The thing is, Lawrence also gave June a valuable opportunity. By allowing June to choose which women became Marthas, Lawrence allowed June to hand pick the women who would be assets to the underground, to determine which women would be useful and had value. It was, essentially, a sick and cruel gift, and one that, by the end of "Useful," June had accepted, recruiting five women with various backgrounds that sounded like they'd be pretty handy in a secret organization to bring down the government.

June's willingness to get dirty attests to the change in direction for The Handmaid's Tale. She is willing to do things that are, objectively, horrible, but with the understanding that if she is the one doing the bad thing, she can somehow make it less-bad through her involvement. She's sorry it has to be like this. She has good intentions. If she doesn't choose who lives, someone else will, and that person won't care as much. Or no one else will and everyone will die anyway. This is, of course, a very slippery slope. This is probably the same slope that Serena slipped down, justifying awful things in the name of the greater good. Then again, what has taking the high ground ever gotten June in this terrible, brutal world?
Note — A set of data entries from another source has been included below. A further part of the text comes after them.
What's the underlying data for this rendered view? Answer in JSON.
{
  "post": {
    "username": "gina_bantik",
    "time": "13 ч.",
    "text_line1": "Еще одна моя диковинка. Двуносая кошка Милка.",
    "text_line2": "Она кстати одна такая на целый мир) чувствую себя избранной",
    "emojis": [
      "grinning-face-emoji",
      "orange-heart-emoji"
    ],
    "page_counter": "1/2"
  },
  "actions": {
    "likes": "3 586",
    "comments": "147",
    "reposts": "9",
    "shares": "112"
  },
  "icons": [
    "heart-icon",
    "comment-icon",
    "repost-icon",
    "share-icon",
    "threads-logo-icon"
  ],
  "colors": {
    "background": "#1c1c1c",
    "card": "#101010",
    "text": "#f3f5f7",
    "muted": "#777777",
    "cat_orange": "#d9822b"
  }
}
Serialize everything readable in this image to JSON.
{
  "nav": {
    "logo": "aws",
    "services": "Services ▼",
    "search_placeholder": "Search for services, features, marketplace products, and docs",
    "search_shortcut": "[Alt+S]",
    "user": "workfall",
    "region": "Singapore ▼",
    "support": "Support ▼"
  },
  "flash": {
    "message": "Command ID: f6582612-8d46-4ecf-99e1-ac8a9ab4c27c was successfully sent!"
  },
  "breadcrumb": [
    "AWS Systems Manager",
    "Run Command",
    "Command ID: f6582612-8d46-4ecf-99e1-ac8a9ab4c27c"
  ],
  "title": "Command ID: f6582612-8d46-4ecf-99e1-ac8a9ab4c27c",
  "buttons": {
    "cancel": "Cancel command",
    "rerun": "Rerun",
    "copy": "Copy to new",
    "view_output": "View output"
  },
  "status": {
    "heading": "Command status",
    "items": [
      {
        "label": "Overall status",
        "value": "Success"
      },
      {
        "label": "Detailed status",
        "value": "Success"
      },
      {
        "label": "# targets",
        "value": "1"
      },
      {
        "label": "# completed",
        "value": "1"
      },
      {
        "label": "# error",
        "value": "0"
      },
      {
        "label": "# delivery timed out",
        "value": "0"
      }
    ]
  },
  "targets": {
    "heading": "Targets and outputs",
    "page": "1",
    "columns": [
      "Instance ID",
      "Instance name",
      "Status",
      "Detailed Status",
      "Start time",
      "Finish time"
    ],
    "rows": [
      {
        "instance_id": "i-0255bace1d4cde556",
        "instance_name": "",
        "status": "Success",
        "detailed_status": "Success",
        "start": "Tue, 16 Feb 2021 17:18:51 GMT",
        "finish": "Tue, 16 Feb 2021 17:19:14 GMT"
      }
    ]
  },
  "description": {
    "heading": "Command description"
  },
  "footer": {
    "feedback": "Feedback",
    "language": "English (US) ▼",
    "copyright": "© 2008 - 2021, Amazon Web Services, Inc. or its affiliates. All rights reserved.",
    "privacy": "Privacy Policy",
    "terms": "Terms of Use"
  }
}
Samira Wiley, The Handmaid's Tale

Samira Wiley, The Handmaid's Tale

Elly Dassas


As Gilead's foundations crack, the shaking has far-reaching impact. We've already seen that there is no real escape from Gilead in Moira's (Samira Wiley) struggles to move on, heal, and live, safe in the sanctuary Canada provides. Emily, it appears, will fare no better. Three episodes into the season and she still hasn't sought out her wife and son. Routine, mundane things like an eye exam bring her to tears. She wanders around Toronto's busy streets looking like she's still on the run. Like they said on the show itself: There is no happily ever after in Gilead. There's just after.

Gilead taints everything, even this fragile hope that things will be different. June is different, taking her punishments with a defiant, knowing smile. Serena is different, the insulation she wrapped herself in to protect herself from feeling the effects of the system she helped build, ripped out and tossed aside. But none of the good either of these women do will ever completely erase the darkness that they've embraced -- however begrudgingly -- in order to survive.

Notes from the Underground

- Nappy Roots' "Good Day" played over the end-credits for "Night" because this show is all about putting a cherry on top of your sundae before throwing it on the floor and then taking a dump all over it.

- I seriously thought Serena was going to burn the house down and waste Commander Fred and I was sorely disappointed when she didn't.

- Serena's mom suuuuuucks... but she also makes a valid point about Serena's place in Gilead since I'm 100% sure divorce isn't a thing.

- What do you think happens to Gileadean widows though? It might have been in the book but it's literally been like a decade since I've read it.

- Aunt Lydia (Ann Dowd) lives! Ugh. But Ann Dowd plays terribly delightful terrible person so also yay.

- It is my personal head-canon that Commander Lawrence is just an evil Josh Lyman.

- "What do you think the voltage on those things is?" Wow, dude.

- Show of hands: Who else ugly-cried when that nice Canadian border patrol agent asked Emily if she was seeking asylum?